A1 Vertaisarvioitu alkuperäisartikkeli tieteellisessä lehdessä
Lesion delivery and scar formation in catheter ablation for atrial fibrillation: The DECAAF II trial
Tekijät: Akoum, N; Mekhael, M; Bisbal, F; Wazni, O; McGann, C; Lee, H; Bardsley, T; Greene, T; Dean, JM; Dagher, L; Kholmovski, E; Mansour, M; Marchlinski, F; Wilber, D; Hindricks, G; Mahnkopf, C; Wells, D; Jaïs, P; Sanders, P; Brachmann, J; Bax, JJ; Morrison-de Boer, L; Deneke, T; Calkins, H; Sohns, C; Marrouche, N; DECAAF II investigators
Julkaisuvuosi: 2024
Journal: Heart Rhythm
Tietokannassa oleva lehden nimi: Heart rhythm
Lehden akronyymi: Heart Rhythm
ISSN: 1547-5271
eISSN: 1556-3871
DOI: https://doi.org/10.1016/j.hrthm.2024.08.062
Verkko-osoite: https://doi.org/10.1016/j.hrthm.2024.08.062
Background: The Efficacy of Delayed Enhancement MRI-Guided Fibrosis Ablation vs Conventional Catheter Ablation of Atrial Fibrillation randomized trial showed no difference in atrial fibrillation (AF) recurrence with additional delayed enhancement magnetic resonance imaging (DE-MRI) fibrosis-targeted ablation to pulmonary vein isolation (PVI) in persistent AF.
Objective: We evaluated the effect of lesion delivery on ablation-induced scarring and AF recurrence.
Methods: Lesions delivered, targeting fibrotic and nonfibrotic areas identified from preablation DE-MRI, were studied in relation to ablation-induced scarring on 3-month DE-MRI, including their association with arrhythmia recurrence.

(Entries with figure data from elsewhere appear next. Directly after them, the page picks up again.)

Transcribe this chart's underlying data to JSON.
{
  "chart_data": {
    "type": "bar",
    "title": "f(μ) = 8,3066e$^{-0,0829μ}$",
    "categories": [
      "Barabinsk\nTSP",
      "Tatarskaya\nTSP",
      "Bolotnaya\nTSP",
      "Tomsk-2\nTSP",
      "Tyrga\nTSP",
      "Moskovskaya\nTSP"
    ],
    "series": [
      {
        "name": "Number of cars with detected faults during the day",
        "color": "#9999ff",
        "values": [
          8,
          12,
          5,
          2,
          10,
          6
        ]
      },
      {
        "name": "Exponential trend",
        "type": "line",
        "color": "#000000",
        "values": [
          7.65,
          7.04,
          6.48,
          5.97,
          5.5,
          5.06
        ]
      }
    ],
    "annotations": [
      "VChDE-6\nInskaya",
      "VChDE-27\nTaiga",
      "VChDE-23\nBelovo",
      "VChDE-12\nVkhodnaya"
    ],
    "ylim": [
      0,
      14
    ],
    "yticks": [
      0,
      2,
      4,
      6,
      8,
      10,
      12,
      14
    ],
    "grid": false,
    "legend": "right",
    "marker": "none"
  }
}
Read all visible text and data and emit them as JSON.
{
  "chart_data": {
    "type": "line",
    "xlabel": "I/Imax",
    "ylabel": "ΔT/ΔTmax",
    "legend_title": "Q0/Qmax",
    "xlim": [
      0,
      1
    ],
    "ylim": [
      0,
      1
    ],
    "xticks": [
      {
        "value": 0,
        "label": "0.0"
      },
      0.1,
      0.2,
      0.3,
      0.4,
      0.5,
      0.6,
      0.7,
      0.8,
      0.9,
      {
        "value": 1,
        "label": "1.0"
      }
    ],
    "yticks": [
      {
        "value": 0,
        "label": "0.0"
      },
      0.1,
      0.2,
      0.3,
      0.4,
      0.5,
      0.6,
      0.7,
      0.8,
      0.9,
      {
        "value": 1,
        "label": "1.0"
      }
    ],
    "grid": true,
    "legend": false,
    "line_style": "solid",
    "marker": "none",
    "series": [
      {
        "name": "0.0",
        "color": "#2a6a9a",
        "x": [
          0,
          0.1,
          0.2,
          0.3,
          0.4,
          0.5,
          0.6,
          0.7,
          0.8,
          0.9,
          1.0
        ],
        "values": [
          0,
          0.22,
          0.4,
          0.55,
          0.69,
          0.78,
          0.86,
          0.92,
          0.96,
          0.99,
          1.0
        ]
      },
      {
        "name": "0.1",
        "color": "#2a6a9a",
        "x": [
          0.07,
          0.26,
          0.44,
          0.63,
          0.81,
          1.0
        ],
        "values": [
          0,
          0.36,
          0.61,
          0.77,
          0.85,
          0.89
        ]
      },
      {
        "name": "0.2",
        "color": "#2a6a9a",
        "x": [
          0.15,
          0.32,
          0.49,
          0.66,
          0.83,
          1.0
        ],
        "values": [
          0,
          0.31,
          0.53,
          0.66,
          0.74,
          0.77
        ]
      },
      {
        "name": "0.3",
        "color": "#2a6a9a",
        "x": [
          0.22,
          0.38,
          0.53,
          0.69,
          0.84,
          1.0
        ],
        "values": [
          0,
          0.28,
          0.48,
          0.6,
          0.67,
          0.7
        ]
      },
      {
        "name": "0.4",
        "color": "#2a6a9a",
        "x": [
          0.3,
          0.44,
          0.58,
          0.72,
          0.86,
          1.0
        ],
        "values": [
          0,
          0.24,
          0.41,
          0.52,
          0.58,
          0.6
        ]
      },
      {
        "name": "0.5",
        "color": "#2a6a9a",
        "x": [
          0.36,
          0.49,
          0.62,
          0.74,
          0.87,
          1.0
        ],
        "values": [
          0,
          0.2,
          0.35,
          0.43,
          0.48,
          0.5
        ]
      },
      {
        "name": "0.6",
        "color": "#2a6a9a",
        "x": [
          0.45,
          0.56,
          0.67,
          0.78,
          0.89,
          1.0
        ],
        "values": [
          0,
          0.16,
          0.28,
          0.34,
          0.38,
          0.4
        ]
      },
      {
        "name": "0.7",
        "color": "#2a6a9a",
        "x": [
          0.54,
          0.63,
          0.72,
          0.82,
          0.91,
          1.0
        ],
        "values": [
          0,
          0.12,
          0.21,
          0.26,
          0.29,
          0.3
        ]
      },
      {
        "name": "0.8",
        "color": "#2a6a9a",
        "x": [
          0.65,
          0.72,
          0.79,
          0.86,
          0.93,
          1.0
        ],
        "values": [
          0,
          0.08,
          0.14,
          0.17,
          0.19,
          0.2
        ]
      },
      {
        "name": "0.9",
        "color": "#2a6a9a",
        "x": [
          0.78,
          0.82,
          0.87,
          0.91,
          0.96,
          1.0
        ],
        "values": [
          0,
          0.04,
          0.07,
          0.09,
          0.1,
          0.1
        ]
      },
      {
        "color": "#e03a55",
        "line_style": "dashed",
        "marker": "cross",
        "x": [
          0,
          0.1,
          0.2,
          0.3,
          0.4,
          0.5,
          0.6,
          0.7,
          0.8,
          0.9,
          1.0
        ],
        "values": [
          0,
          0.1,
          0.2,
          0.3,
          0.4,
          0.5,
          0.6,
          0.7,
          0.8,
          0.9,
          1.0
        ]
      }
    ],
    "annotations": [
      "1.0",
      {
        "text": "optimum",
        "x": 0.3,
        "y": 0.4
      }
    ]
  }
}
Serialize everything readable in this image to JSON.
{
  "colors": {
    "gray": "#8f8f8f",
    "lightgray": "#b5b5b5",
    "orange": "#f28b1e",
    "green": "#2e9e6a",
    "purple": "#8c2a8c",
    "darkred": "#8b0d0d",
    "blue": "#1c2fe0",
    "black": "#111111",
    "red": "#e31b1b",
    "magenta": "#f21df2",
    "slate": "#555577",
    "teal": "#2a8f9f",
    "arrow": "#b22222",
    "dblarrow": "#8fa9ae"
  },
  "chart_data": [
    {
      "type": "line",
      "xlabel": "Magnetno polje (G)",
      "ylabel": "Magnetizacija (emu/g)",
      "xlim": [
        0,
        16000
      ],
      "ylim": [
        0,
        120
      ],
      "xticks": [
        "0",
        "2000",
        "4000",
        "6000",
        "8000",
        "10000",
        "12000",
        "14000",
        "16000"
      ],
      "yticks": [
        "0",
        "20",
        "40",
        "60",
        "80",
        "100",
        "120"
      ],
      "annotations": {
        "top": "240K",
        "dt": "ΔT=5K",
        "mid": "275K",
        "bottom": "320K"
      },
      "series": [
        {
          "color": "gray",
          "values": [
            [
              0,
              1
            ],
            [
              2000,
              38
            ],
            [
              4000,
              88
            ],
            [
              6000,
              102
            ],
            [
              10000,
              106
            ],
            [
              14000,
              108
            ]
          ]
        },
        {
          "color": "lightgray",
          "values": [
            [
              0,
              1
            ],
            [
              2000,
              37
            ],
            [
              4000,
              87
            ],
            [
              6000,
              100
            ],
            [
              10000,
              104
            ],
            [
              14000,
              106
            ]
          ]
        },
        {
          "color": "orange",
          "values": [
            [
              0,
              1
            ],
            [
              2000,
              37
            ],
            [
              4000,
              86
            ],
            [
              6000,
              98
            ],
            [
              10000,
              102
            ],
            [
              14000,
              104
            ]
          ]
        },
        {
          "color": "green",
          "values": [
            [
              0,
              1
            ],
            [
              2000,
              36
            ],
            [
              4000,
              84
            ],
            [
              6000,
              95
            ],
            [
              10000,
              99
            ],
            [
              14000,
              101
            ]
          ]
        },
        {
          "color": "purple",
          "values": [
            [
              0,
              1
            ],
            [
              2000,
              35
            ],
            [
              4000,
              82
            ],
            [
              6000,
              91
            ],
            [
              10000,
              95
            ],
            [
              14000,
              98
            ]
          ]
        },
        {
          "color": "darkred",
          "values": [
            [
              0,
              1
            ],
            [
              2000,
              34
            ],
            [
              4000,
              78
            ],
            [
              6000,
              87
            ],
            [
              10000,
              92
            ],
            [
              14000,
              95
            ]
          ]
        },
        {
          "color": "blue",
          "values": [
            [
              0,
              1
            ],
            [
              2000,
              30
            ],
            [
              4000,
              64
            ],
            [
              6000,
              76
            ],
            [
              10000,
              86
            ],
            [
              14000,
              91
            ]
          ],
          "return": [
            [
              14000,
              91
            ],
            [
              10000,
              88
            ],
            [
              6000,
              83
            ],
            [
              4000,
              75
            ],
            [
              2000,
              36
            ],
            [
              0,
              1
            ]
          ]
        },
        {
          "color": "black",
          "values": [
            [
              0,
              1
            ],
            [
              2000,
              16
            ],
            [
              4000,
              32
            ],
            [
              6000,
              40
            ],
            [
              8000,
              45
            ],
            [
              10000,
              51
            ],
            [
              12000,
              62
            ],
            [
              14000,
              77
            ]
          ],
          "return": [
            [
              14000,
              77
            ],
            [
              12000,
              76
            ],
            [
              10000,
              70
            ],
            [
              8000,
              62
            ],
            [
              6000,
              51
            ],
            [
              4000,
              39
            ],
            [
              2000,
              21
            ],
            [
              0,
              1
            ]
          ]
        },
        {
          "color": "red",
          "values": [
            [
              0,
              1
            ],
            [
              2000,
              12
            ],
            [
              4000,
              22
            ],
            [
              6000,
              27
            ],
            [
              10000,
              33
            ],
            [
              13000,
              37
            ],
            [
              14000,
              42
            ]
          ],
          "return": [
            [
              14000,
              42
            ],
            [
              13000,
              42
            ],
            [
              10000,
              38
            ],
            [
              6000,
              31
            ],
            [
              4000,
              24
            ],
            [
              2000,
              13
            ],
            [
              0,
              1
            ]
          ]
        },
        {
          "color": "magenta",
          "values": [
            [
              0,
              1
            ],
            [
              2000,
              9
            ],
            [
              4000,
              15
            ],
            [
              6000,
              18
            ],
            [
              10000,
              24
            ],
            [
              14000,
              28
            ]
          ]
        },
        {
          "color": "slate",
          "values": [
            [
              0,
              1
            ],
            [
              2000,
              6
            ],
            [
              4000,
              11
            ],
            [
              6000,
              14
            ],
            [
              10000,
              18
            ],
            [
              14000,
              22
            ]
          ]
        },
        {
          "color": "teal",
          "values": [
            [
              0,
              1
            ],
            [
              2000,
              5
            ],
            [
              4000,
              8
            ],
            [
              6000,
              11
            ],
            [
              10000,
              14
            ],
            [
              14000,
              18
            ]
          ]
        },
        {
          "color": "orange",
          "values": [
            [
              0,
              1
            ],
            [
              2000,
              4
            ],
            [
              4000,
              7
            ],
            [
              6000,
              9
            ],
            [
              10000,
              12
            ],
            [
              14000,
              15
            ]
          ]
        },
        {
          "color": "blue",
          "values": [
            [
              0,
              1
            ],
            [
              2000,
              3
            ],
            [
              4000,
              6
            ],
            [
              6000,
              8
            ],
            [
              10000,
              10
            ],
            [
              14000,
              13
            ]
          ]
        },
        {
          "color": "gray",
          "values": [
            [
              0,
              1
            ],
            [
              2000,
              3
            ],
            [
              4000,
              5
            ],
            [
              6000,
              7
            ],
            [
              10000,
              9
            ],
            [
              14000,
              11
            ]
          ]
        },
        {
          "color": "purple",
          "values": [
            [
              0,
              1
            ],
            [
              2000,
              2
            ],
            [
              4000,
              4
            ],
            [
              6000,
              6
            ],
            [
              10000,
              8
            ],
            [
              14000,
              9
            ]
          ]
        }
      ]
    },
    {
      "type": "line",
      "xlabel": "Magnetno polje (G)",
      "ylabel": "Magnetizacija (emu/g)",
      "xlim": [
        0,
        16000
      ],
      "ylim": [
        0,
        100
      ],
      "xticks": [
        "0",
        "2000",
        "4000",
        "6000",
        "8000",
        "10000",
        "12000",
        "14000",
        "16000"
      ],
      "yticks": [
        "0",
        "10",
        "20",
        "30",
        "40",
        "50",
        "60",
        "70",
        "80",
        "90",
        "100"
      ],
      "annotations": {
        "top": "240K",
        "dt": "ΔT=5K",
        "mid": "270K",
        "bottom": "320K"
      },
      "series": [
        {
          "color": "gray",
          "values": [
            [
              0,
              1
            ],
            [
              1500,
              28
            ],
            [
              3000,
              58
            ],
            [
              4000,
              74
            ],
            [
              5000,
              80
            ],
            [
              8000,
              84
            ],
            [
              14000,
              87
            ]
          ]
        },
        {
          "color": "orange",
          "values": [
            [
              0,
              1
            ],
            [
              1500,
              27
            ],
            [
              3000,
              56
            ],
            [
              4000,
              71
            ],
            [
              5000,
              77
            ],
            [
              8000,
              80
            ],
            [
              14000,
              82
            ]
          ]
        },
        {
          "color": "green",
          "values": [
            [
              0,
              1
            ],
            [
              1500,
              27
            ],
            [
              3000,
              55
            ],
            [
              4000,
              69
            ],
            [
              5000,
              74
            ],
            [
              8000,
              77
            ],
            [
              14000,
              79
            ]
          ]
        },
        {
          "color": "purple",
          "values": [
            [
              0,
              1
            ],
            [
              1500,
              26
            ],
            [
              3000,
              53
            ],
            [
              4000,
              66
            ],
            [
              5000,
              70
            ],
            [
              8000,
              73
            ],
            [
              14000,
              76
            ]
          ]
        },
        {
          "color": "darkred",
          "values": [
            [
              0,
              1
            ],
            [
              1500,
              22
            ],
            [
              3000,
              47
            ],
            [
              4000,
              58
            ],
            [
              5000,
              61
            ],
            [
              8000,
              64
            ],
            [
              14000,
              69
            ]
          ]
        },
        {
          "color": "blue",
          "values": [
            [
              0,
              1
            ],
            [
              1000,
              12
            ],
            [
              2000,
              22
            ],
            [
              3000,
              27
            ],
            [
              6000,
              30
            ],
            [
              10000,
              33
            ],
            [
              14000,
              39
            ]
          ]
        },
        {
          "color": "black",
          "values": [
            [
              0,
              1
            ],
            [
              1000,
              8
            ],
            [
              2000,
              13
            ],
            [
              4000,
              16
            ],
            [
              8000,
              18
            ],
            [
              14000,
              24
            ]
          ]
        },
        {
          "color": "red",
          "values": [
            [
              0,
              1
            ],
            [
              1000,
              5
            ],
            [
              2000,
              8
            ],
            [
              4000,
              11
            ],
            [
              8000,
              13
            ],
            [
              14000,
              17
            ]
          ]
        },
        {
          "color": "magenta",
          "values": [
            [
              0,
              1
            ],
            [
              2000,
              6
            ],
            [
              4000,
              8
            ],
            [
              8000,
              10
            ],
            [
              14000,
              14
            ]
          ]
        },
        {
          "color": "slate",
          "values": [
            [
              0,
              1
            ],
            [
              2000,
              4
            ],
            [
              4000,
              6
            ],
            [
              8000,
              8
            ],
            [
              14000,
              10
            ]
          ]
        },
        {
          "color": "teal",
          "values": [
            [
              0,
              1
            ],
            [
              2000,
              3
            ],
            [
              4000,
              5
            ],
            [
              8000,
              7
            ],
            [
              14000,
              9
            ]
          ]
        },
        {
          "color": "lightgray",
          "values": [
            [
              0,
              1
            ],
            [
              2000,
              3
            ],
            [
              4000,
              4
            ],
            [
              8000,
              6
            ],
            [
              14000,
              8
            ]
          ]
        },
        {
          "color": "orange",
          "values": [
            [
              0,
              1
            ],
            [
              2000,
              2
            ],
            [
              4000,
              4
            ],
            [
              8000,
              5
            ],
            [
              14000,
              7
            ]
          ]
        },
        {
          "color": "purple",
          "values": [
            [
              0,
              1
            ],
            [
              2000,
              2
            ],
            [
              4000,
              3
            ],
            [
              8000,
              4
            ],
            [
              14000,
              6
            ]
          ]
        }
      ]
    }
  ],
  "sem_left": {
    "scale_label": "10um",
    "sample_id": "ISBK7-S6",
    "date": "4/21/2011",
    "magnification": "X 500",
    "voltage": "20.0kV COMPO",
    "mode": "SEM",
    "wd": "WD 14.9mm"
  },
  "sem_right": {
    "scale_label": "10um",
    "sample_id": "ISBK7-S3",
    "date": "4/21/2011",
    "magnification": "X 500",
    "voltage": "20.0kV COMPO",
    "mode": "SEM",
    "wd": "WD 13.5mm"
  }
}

Results: A total of 593 patients treated with radiofrequency were analyzed: 293 (49.4%) underwent PVI and 300 (50.6%) underwent additional fibrosis-guided ablation. Lesion analysis showed that 80.9% in the MRI fibrosis-guided group vs 16.5% in the PVI group (P < .001) had ≥40% of baseline fibrosis targeted. MRI assessment of ablation-induced scar showed that 44.8% of fibrosis-guided ablation and 15.5% of PVI had ≥40% of their fibrosis covered by scar (P < .001), demonstrating significant attenuation from lesions delivered to scar formed. In the overall population, fibrosis coverage with scar was not associated with recurrence (hazard ratio [HR] 0.90; 95% confidence interval [CI] 0.80-1.01; P = .08 per 20% increase). In patients with baseline fibrosis < 20%, fibrosis coverage with scar was associated with lower recurrence than PVI (HR 0.85; 95% CI 0.73-0.97; P = .03), whereas the association was not significant when baseline fibrosis ≥ 20% (HR 0.97; 95% CI 0.80-1.17; P = .77). Significant center variation was observed in fibrosis targeting and coverage with scarring.
Conclusion: Radiofrequency ablation lesions do not uniformly result in scar formation. A post hoc analysis suggests reduced arrhythmia recurrence when ablation-induced scarring covers fibrotic regions in patients with low baseline fibrosis.